1 and a half doz. ears of corn
1 large head of cabbage
4 green peppers
3 large onions
1 large cup sugar
1 quart vinegar
2 Tbsps. salt
2 Tbsps. mustard
1/4 Tsp. Turmeric

Chop fine and boil 45 minutes.

That's it.  Of course, if you grew up on this or it was made in your family you knew the rest.  The instruction for a 'large' cup of sugar is interesting.  Obviously, this was not referring to a measuring cup but a 'cup measure'.  Two entirely different things.  I guess depending on how big of a cup you used for measuring sugar your recipes could taste entirely different from your neighbor's or family member that had the same recipe!




Many of my heirloom and vintage recipes call for the spice 'Turmeric'.  I don't think I have it (if I do, it's stuffed in the back of my spice cupboard) but here's a little more about this spice from 'The Herb and Spice Companion' by Kathryn Hawkins,

"Turmeric is the flavoring used for Worcestershire sauce and piccalilli, the pickled vegetable relish.  It is added to mustard and some cheeses to enhance the yellow color.  Turmeric is almost always sold as a ground powder because the root is very hard to grind.  Only small quantities should be bought because it loses its flavor, although not its color, very quickly."


And another interesting bit of trivia about this spice native to India - it is sold whole and ground by the importing country and is considered a strong stimulant of the digestive and respiratory systems and also has anti-inflammatory and antiseptic properties.

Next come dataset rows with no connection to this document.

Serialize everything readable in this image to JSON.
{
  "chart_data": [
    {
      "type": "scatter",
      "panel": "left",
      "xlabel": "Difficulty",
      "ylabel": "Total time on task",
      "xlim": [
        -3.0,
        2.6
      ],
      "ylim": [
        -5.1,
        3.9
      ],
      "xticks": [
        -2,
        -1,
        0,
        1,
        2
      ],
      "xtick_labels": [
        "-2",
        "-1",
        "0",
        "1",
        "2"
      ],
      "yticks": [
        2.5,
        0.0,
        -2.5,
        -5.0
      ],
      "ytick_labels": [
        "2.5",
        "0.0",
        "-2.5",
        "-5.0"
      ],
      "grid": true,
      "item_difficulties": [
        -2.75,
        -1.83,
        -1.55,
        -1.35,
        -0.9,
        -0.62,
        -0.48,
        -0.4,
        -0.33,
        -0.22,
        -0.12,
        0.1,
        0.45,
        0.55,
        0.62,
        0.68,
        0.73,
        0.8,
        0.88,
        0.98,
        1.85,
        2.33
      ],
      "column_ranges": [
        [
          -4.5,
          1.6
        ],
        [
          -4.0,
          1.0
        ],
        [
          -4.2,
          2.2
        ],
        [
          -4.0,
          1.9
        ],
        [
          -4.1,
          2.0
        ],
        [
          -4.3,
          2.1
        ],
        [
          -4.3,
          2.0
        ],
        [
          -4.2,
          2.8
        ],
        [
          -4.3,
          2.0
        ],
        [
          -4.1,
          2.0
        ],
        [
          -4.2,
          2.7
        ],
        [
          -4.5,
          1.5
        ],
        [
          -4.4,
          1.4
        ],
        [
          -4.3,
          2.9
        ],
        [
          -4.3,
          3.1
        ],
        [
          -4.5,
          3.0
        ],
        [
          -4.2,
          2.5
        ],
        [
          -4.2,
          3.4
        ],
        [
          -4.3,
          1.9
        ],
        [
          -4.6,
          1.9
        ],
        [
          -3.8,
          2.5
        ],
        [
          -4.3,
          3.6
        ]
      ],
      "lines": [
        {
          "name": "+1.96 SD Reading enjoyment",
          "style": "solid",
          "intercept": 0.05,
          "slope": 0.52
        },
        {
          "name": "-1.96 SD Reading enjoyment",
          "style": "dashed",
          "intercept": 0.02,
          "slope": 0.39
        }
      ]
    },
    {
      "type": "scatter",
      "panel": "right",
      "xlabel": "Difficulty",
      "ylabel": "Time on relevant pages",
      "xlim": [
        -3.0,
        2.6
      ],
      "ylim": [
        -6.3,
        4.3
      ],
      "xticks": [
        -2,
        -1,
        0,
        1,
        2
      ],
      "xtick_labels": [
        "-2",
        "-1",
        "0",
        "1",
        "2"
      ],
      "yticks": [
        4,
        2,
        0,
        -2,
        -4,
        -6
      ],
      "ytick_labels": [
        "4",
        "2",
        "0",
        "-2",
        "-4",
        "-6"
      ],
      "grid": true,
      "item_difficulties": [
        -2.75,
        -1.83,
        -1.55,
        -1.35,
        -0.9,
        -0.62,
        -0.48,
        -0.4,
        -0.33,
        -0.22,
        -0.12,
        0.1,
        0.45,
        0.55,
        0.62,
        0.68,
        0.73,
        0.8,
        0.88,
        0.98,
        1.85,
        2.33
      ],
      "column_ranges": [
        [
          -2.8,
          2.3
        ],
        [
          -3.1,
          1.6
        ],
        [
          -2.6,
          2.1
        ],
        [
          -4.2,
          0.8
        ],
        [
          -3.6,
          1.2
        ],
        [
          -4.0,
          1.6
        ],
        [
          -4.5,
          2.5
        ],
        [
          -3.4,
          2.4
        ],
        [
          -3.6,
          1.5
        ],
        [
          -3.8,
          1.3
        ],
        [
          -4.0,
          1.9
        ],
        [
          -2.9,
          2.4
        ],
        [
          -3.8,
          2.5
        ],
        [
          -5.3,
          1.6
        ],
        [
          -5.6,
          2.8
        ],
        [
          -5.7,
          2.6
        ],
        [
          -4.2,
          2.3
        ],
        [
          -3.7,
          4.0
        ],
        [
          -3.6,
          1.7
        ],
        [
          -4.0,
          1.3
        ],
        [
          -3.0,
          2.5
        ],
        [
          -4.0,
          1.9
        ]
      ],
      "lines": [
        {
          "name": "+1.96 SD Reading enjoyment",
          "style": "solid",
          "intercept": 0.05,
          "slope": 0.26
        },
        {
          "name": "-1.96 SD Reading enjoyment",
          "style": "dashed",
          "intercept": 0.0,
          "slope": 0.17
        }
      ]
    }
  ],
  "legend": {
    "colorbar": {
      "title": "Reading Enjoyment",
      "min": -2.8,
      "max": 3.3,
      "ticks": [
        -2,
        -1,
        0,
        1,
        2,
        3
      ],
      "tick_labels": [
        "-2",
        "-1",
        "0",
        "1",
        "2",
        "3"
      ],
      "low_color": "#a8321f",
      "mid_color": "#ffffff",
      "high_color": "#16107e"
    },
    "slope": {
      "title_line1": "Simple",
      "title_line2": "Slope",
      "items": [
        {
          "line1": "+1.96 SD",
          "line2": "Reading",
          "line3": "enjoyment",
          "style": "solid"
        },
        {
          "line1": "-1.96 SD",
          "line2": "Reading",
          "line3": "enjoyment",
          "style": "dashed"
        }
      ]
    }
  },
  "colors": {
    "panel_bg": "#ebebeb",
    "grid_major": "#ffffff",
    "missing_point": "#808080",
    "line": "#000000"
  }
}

M.F.K. Fisher had this to say about salads in her 1942 book 'How to Cook a Wolf' - published during wartime and still applicable today,
"You can still find little fresh vegetables, and still know how to cook them until they are not quite done, and chill them, and eat them in a bowl.  Why do we not do this oftener, much time as it will take?  I am tired of tossed green salads, no matter what their subtleties of flavor.  I want a salad of a dozen tiny vegetables: rosy potatoes in their tender skins, asparagus tips, pod-peas, beans two inches long and slender as thick hairs...I want them cooked, each alone, to fresh perfection.  I want them dressed, all together, in a discreet veil of oil and condiments.  Why not?  What, in peacetime, is to prevent it?  Are we too busy being peaceful for such play?"
This last paragraph was written as a post script after the war had ended.  Still profound.  If you haven't read any of her works, you just should.